Hegel’s Trinitarian Logic

Hegel’s Trinitarian Logic August 15, 2011

In his Hegels Trinitarian Claim: A Critical Reflection , Dale Schlitt lays out Hegel’s effort to derive Trinitarian theology conceptually, rather than from revelation and redemptive history. In part, this is an argument about the structure of logic.

For Hegel, the traiadic structure of the “inner Trinitarian God” or “inclusive Subject” was also the “structure of absolute Spirit, although not as yet its realization. The Subject needed an other to come to itself as Spirit. For Hegel, the final reconciliation of Subject and object, religiously speaking, of God and world, was to be attained by the mediation of both Subject and object in true philosophical thought, in the movement of absolute Spirit.”

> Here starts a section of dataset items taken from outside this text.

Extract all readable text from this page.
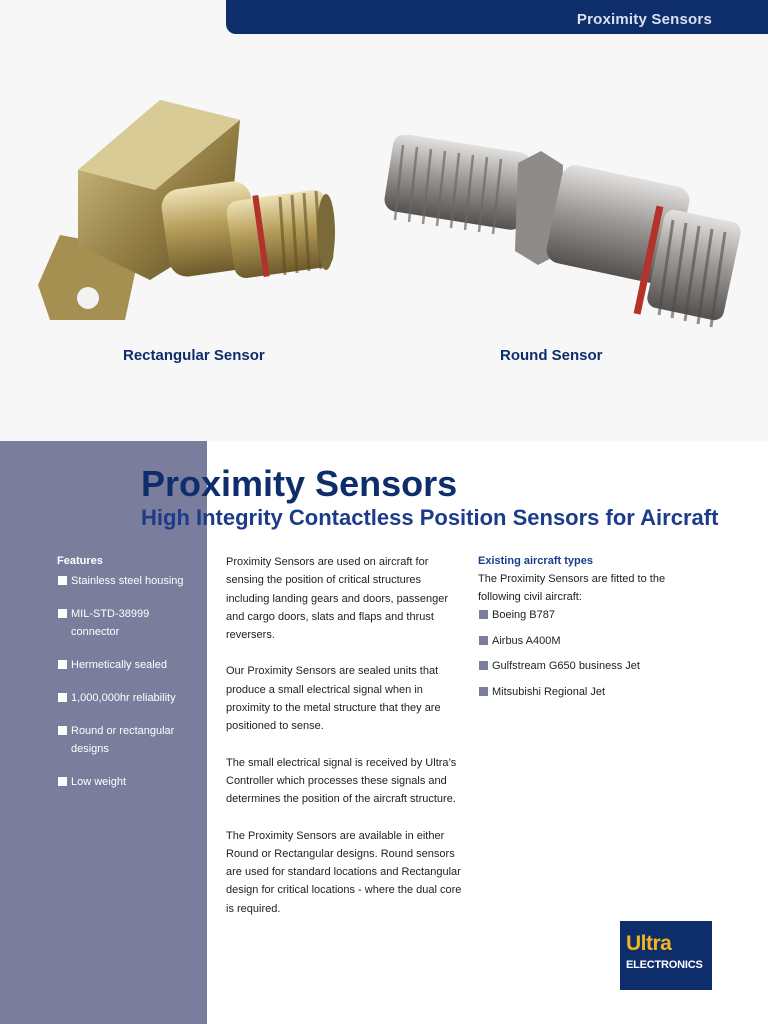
Proximity Sensors
Rectangular Sensor	Round Sensor
Proximity Sensors
High Integrity Contactless Position Sensors for Aircraft
Features
Stainless steel housing
MIL-STD-38999 connector
Hermetically sealed
1,000,000hr reliability
Round or rectangular designs
Low weight

Proximity Sensors are used on aircraft for sensing the position of critical structures including landing gears and doors, passenger and cargo doors, slats and flaps and thrust reversers.

Our Proximity Sensors are sealed units that produce a small electrical signal when in proximity to the metal structure that they are positioned to sense.

The small electrical signal is received by Ultra’s Controller which processes these signals and determines the position of the aircraft structure.

The Proximity Sensors are available in either Round or Rectangular designs. Round sensors are used for standard locations and Rectangular design for critical locations - where the dual core is required.

Existing aircraft types

The Proximity Sensors are fitted to the following civil aircraft:

Boeing B787
Airbus A400M
Gulfstream G650 business Jet
Mitsubishi Regional Jet
Ultra
ELECTRONICS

This affects all areas of his philosophy. The Science of Right is “a study of logically reformulated Trinitarian divine subjectivity.” Since history is the self-realization of consciousness, of Geist , it has the same structure. Logic itself has this same structure: “each of the Concept’s non-temporal moments or thought determinations is the momentary whole or totality of the Concept. Inthe logic of being and of essence each moment is implicitly totality, because its other is contained within it in an as yet unposited manner.” Each moment “which develops into its other is the posited totality or whole ( das Ganze ) since each explicitly contains for Hegel the determination of its other within it. Each is concrete totality.” Logic is thus a “physically transposed” and “adequately formulated Trinitarian movement of divine” self-expression.